More recent studies provide additional evidence that trends in extreme coastal high water across the globe reflect the increases in mean sea level (5), suggesting that mean sea level rise rather than changes in storminess are largely contributing to this increase (although data are sparse in many regions and this lowers the confidence in this assessment). It is therefore considered likely that sea level rise has led to a change in extreme coastal high water levels. It is likely that there has been an anthropogenic influence on increasing extreme coastal high water levels via mean sea level contributions. While changes in storminess may contribute to changes in sea level extremes, the limited geographical coverage of studies to date and the uncertainties associated with storminess changes overall mean that a general assessment of the effects of storminess changes on storm surge is not possible at this time.

On the basis of studies of observed trends in extreme coastal high water levels it is very likely that mean sea level rise will contribute to upward trends in the future.

Extreme waves - Future trends along the Mediterranean coast

Recent regional studies provide evidence for projected future declines in extreme wave height in the Mediterranean Sea (6). However, considerable variation in projections can arise from the different climate models and scenarios used to force wave models, which lowers the confidence in the projections (7).


The references below are cited in full in a separate map 'References'. Please click here if you are looking for the full references for Albania.

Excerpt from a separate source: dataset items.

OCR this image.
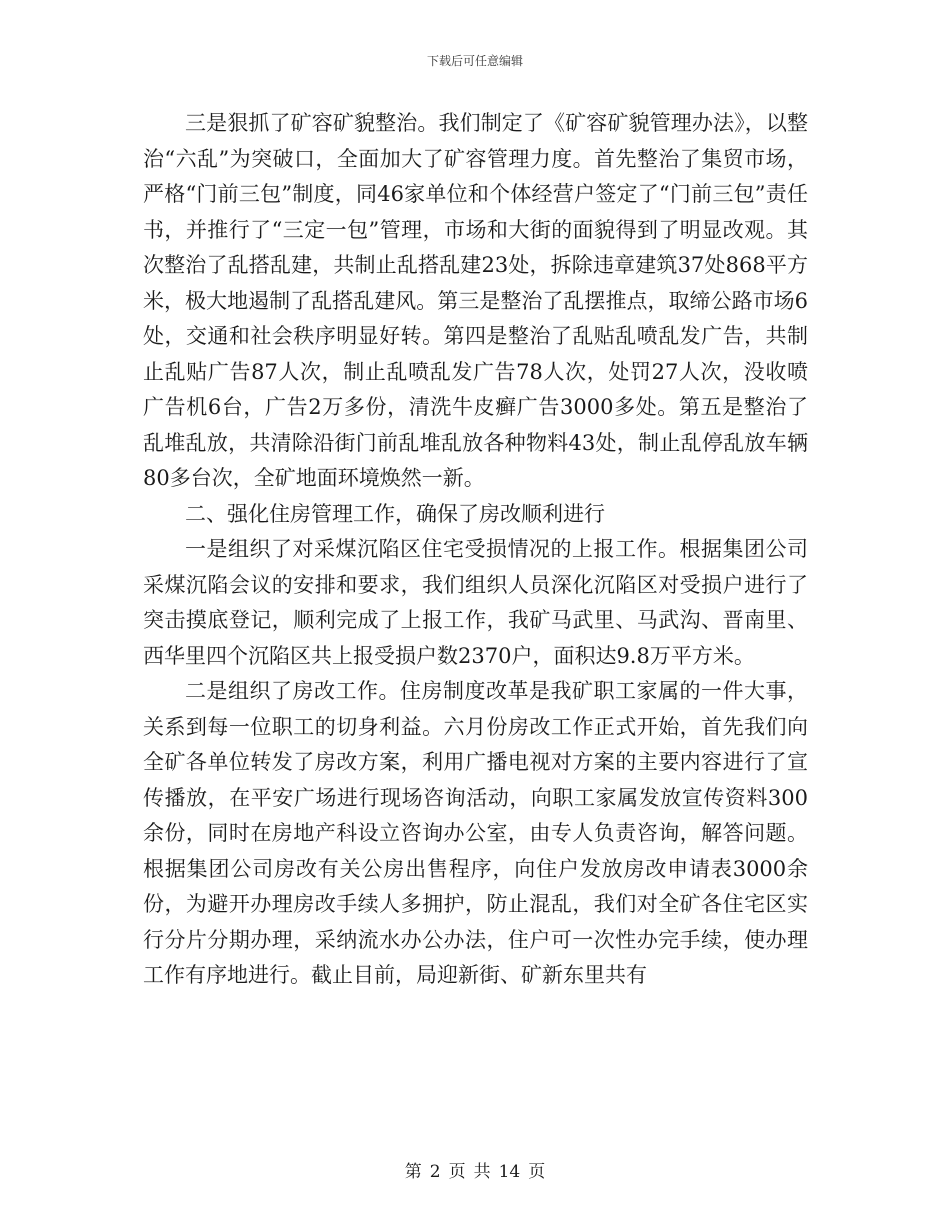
下载后可任意编辑

三是狠抓了矿容矿貌整治。我们制定了《矿容矿貌管理办法》，以整治“六乱”为突破口，全面加大了矿容管理力度。首先整治了集贸市场，严格“门前三包”制度，同46家单位和个体经营户签定了“门前三包”责任书，并推行了“三定一包”管理，市场和大街的面貌得到了明显改观。其次整治了乱搭乱建，共制止乱搭乱建23处，拆除违章建筑37处868平方米，极大地遏制了乱搭乱建风。第三是整治了乱摆推点，取缔公路市场6处，交通和社会秩序明显好转。第四是整治了乱贴乱喷乱发广告，共制止乱贴广告87人次，制止乱喷乱发广告78人次，处罚27人次，没收喷广告机6台，广告2万多份，清洗牛皮癣广告3000多处。第五是整治了乱堆乱放，共清除沿街门前乱堆乱放各种物料43处，制止乱停乱放车辆80多台次，全矿地面环境焕然一新。

二、强化住房管理工作，确保了房改顺利进行

一是组织了对采煤沉陷区住宅受损情况的上报工作。根据集团公司采煤沉陷会议的安排和要求，我们组织人员深化沉陷区对受损户进行了突击摸底登记，顺利完成了上报工作，我矿马武里、马武沟、晋南里、西华里四个沉陷区共上报受损户数2370户，面积达9.8万平方米。

二是组织了房改工作。住房制度改革是我矿职工家属的一件大事，关系到每一位职工的切身利益。六月份房改工作正式开始，首先我们向全矿各单位转发了房改方案，利用广播电视对方案的主要内容进行了宣传播放，在平安广场进行现场咨询活动，向职工家属发放宣传资料300余份，同时在房地产科设立咨询办公室，由专人负责咨询，解答问题。根据集团公司房改有关公房出售程序，向住户发放房改申请表3000余份，为避开办理房改手续人多拥护，防止混乱，我们对全矿各住宅区实行分片分期办理，采纳流水办公办法，住户可一次性办完手续，使办理工作有序地进行。截止目前，局迎新街、矿新东里共有

第 2 页 共 14 页
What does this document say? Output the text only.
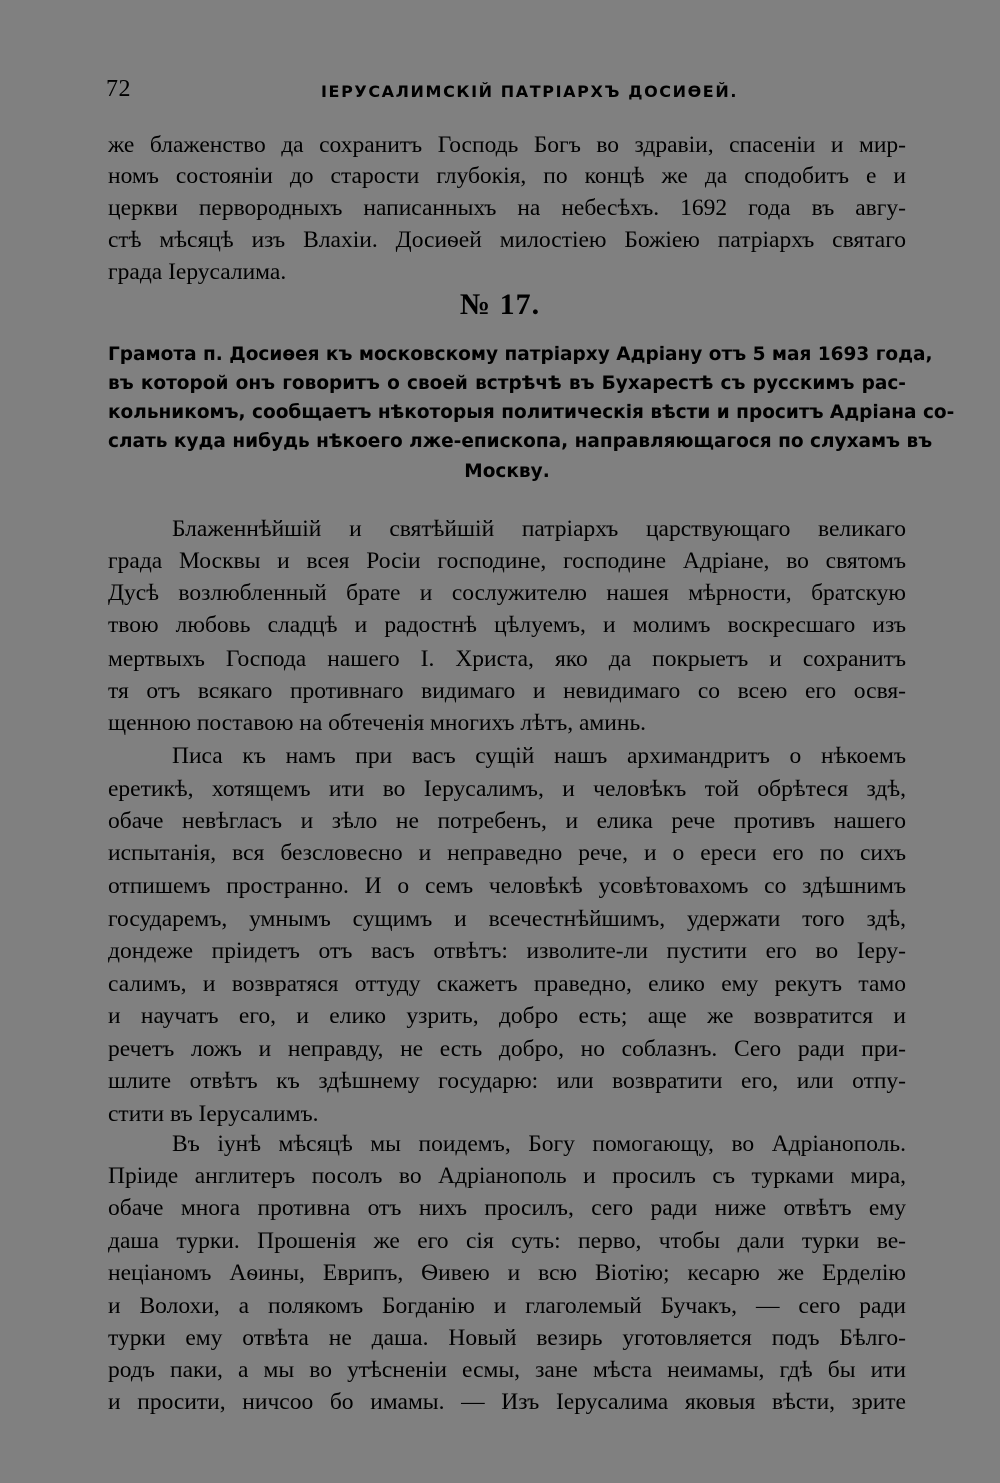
72	ІЕРУСАЛИМСКІЙ ПАТРІАРХЪ ДОСИѲЕЙ.
же блаженство да сохранитъ Господь Богъ во здравіи, спасеніи и мир-
номъ состояніи до старости глубокія, по концѣ же да сподобитъ е и
церкви первородныхъ написанныхъ на небесѣхъ. 1692 года въ авгу-
стѣ мѣсяцѣ изъ Влахіи. Досиѳей милостіею Божіею патріархъ святаго
града Іерусалима.
№ 17.
Грамота п. Досиѳея къ московскому патріарху Адріану отъ 5 мая 1693 года,
въ которой онъ говоритъ о своей встрѣчѣ въ Бухарестѣ съ русскимъ рас-
кольникомъ, сообщаетъ нѣкоторыя политическія вѣсти и проситъ Адріана со-
слать куда нибудь нѣкоего лже-епископа, направляющагося по слухамъ въ
Москву.
Блаженнѣйшій и святѣйшій патріархъ царствующаго великаго
града Москвы и всея Росіи господине, господине Адріане, во святомъ
Дусѣ возлюбленный брате и сослужителю нашея мѣрности, братскую
твою любовь сладцѣ и радостнѣ цѣлуемъ, и молимъ воскресшаго изъ
мертвыхъ Господа нашего І. Христа, яко да покрыетъ и сохранитъ
тя отъ всякаго противнаго видимаго и невидимаго со всею его освя-
щенною поставою на обтеченія многихъ лѣтъ, аминь.
Писа къ намъ при васъ сущій нашъ архимандритъ о нѣкоемъ
еретикѣ, хотящемъ ити во Іерусалимъ, и человѣкъ той обрѣтеся здѣ,
обаче невѣгласъ и зѣло не потребенъ, и елика рече противъ нашего
испытанія, вся безсловесно и неправедно рече, и о ереси его по сихъ
отпишемъ пространно. И о семъ человѣкѣ усовѣтовахомъ со здѣшнимъ
государемъ, умнымъ сущимъ и всечестнѣйшимъ, удержати того здѣ,
дондеже пріидетъ отъ васъ отвѣтъ: изволите-ли пустити его во Іеру-
салимъ, и возвратяся оттуду скажетъ праведно, елико ему рекутъ тамо
и научатъ его, и елико узрить, добро есть; аще же возвратится и
речетъ ложъ и неправду, не есть добро, но соблазнъ. Сего ради при-
шлите отвѣтъ къ здѣшнему государю: или возвратити его, или отпу-
стити въ Іерусалимъ.
Въ іунѣ мѣсяцѣ мы поидемъ, Богу помогающу, во Адріанополь.
Пріиде англитеръ посолъ во Адріанополь и просилъ съ турками мира,
обаче многа противна отъ нихъ просилъ, сего ради ниже отвѣтъ ему
даша турки. Прошенія же его сія суть: перво, чтобы дали турки ве-
неціаномъ Аѳины, Еврипъ, Ѳивею и всю Віотію; кесарю же Ерделію
и Волохи, а полякомъ Богданію и глаголемый Бучакъ, — сего ради
турки ему отвѣта не даша. Новый везирь уготовляется подъ Бѣлго-
родъ паки, а мы во утѣсненіи есмы, зане мѣста неимамы, гдѣ бы ити
и просити, ничсоо бо имамы. — Изъ Іерусалима яковыя вѣсти, зрите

  1. Republic of Albania, Ministry of Environment (2002)
  2. Bindoff et al. (2007), in: IPCC (2012)
  3. Church and White (2011), in: IPCC (2012)
  4. Velicogna (2009); Rignot et al. (2011); Sørensen et al. (2011), all in: IPCC (2012)
  5. Marcos et al. (2009); Haigh et al. (2010); Menendez and Woodworth (2010), all in: IPCC (2012)
  6. Lionello et al. (2008), in: IPCC (2012)
  7. IPCC (2012)
  8. Cazenave et al. (2014)
  9. IPCC (2014)
  10. Watson et al. (2015)
  11. Yi et al. (2015)
  12. Church et al. (2013), in: Watson et al. (2015)
  13. Shepherd et al. (2012), in: Watson et al. (2015)
  14. Church et al. (2013), in: Watson et al. (2015)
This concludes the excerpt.